Des relations économiques gréco-russes en développement continu mais inégal

Par Antoine Lanthony | 20 février 2015

Pour citer cet article : Antoine Lanthony, “Des relations économiques gréco-russes en développement continu mais inégal”, Nouvelle Europe [en ligne], Vendredi 20 février 2015, http://www.nouvelle-europe.eu/node/1870, consulté le 02 juin 2023

Les relations économiques gréco-russes dans un contexte d’austérité : la Russie, un partenaire économique essentiel

Après cinq années d'austérité, l'économie et la société grecques apparaissent comme exsangues. Selon une enquête publiée par Okeanews.fr et le Journal indépendant des rédacteurs en mai 2014, les chiffres de l'austérité montrent que nous sommes loin d'une success story : sur la période 2009-2014, il y a eu 30% des entreprises fermées, 38% de baisse des salaires, 45% de baisse des retraites, 190.5% d'augmentation du chômage, 35.5% d'augmentation de la dette publique, 25% de baisse du PIB, 84.3% de réduction des activités de construction, 98.2% d'augmentation du taux de pauvreté, 2 personnes qui se suicident chaque jour. Précisons ici que les données proviennent d'Eurostat, ELSTAT, la Banque de Grèce, l'Institut du Travail de la Confédération générale des travailleurs de Grèce et l'Institut de recherche universitaire de santé mentale (EPIPSY).

Ces pourcentages situent les relations actuelles entre la Grèce et la Russie dans un contexte général de crispation économique et sociale. Mise dos au mur économiquement, cherchant à trouver ici et là un moyen de rembourser ses prêts, la Grèce voit donc les sanctions économiques prises contre la Russie d'un très mauvais œil.
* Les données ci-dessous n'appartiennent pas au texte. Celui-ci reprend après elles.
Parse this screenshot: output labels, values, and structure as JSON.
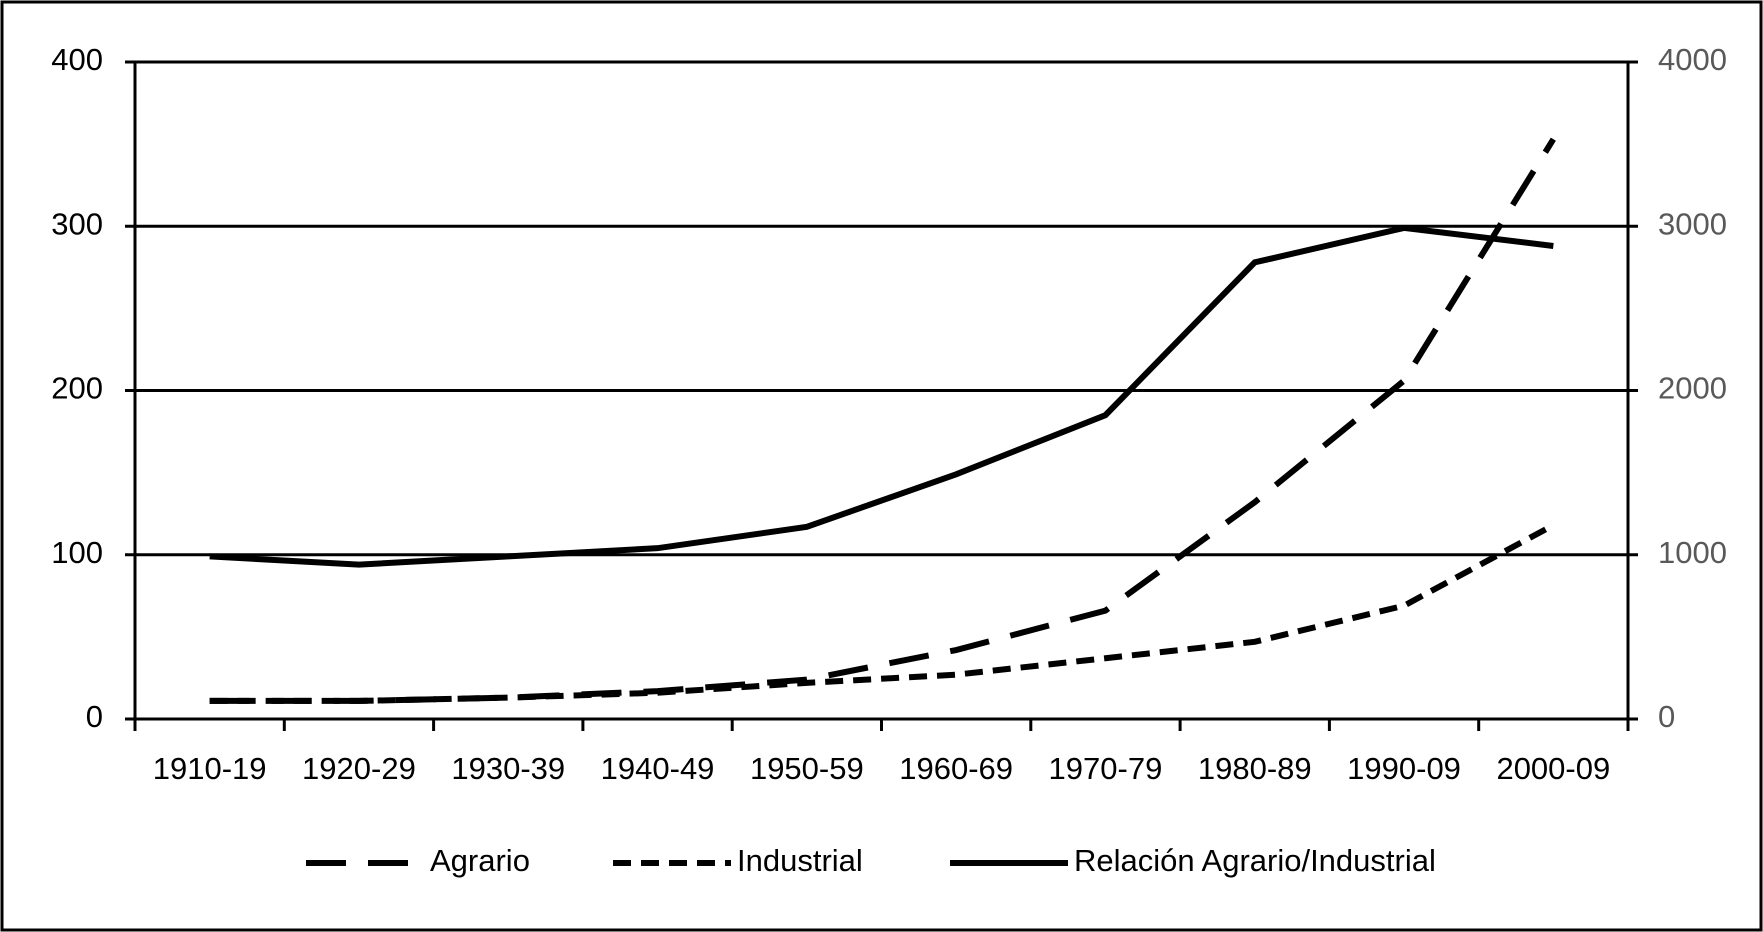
{
  "chart_data": {
    "type": "line",
    "categories": [
      "1910-19",
      "1920-29",
      "1930-39",
      "1940-49",
      "1950-59",
      "1960-69",
      "1970-79",
      "1980-89",
      "1990-09",
      "2000-09"
    ],
    "series": [
      {
        "name": "Agrario",
        "color": "#000000",
        "dash": "long",
        "axis": "y2",
        "values": [
          110,
          110,
          130,
          170,
          240,
          420,
          660,
          1320,
          2060,
          3530
        ]
      },
      {
        "name": "Industrial",
        "color": "#000000",
        "dash": "short",
        "axis": "y2",
        "values": [
          110,
          110,
          130,
          160,
          220,
          270,
          370,
          470,
          690,
          1180
        ]
      },
      {
        "name": "Relación Agrario/Industrial",
        "color": "#000000",
        "dash": "solid",
        "values": [
          99,
          94,
          99,
          104,
          117,
          149,
          185,
          278,
          299,
          288
        ]
      }
    ],
    "ylim": [
      0,
      400
    ],
    "yticks": [
      0,
      100,
      200,
      300,
      400
    ],
    "y2lim": [
      0,
      4000
    ],
    "y2ticks": [
      0,
      1000,
      2000,
      3000,
      4000
    ],
    "grid": true,
    "legend": "bottom"
  }
}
En effet, dans un article publié par Le Spiegel le 31 janvier dernier, il est estimé qu'une guerre commerciale avec la Russie coûterait environ 4% de PIB à la Grèce. Étant traditionnellement un pays agricole, les pertes liées à l'embargo russe étaient estimées à 406 millions d'euros par le journal grec Tvxs en août 2014. Selon le même journal, 41.5% des exportations grecques vers la Russie sont des fruits et des légumes et 50% des exportations de fraises étaient destinées aux marchés russe et ukrainien. Dans certaines régions de Grèce, plus de 60% des productions de jus de fruits et plus de 50% des productions de kiwis et 41% des exportations de pêche étaient destinées au marché russe l'an passé. Le gel des exportations a donc entrainé une chute libre des prix et s'est traduite par des frigos remplis de 8.000 à 9.000 tonnes de pêches, au profit de pays tels que la Turquie, l'Argentine ou le Chili qui se proposaient en août dernier de répondre aux besoins alimentaires de la Russie, en plus des traditionnels fournisseurs du Caucase et d’Asie centrale.
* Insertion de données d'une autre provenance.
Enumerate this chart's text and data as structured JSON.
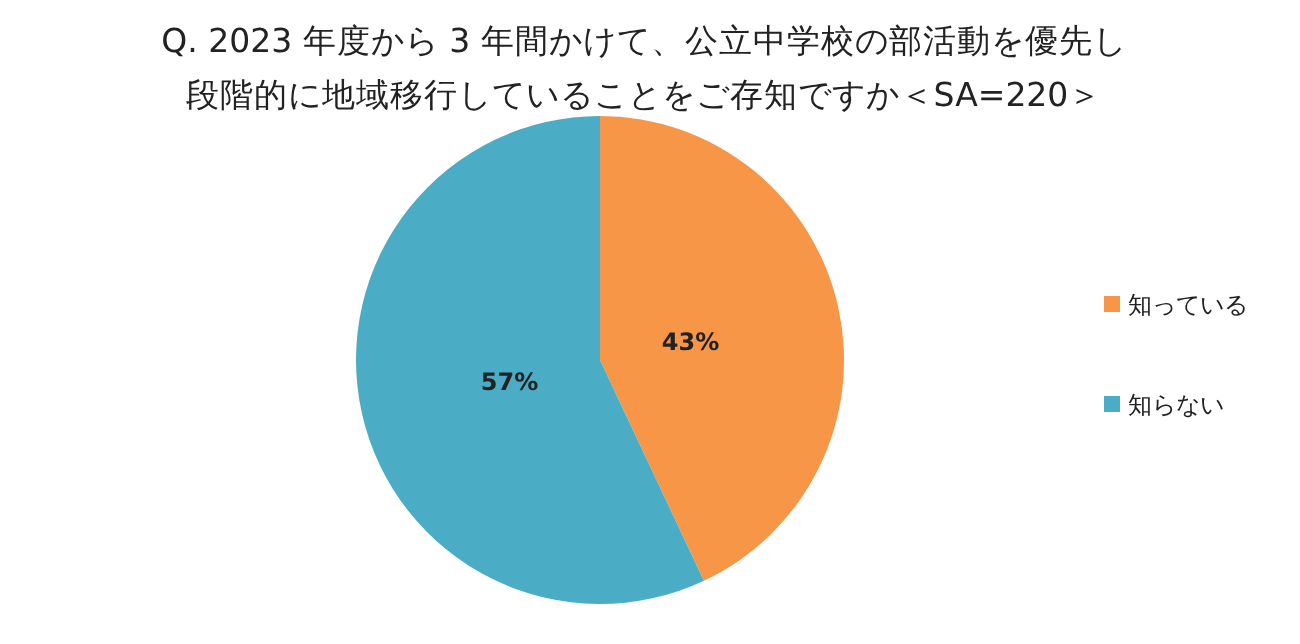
{
  "chart_data": {
    "type": "pie",
    "title": "Q. 2023 年度から 3 年間かけて、公立中学校の部活動を優先し",
    "subtitle": "段階的に地域移行していることをご存知ですか＜SA=220＞",
    "categories": [
      "知っている",
      "知らない"
    ],
    "values": [
      43,
      57
    ],
    "value_labels": [
      "43%",
      "57%"
    ],
    "colors": [
      "#f79646",
      "#4bacc6"
    ],
    "legend": "right"
  }
}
Le tourisme constitue un autre secteur important de l'économie grecque et un autre fondement des relations économiques avec la Russie. Ainsi, 23 millions de personnes ont visité la Grèce en 2014 ce qui signifie une augmentation de 15% par rapport à l'année précédente. En octobre dernier, le président de l'Association grecque des entreprises du tourisme (SETE) annonçait que le tourisme grec avait rapporté à l'économie grecque 17.1 milliards d'euros et que la contribution du tourisme à l'économie réelle se situerait entre 37.6 et 45.3 milliards d'euros.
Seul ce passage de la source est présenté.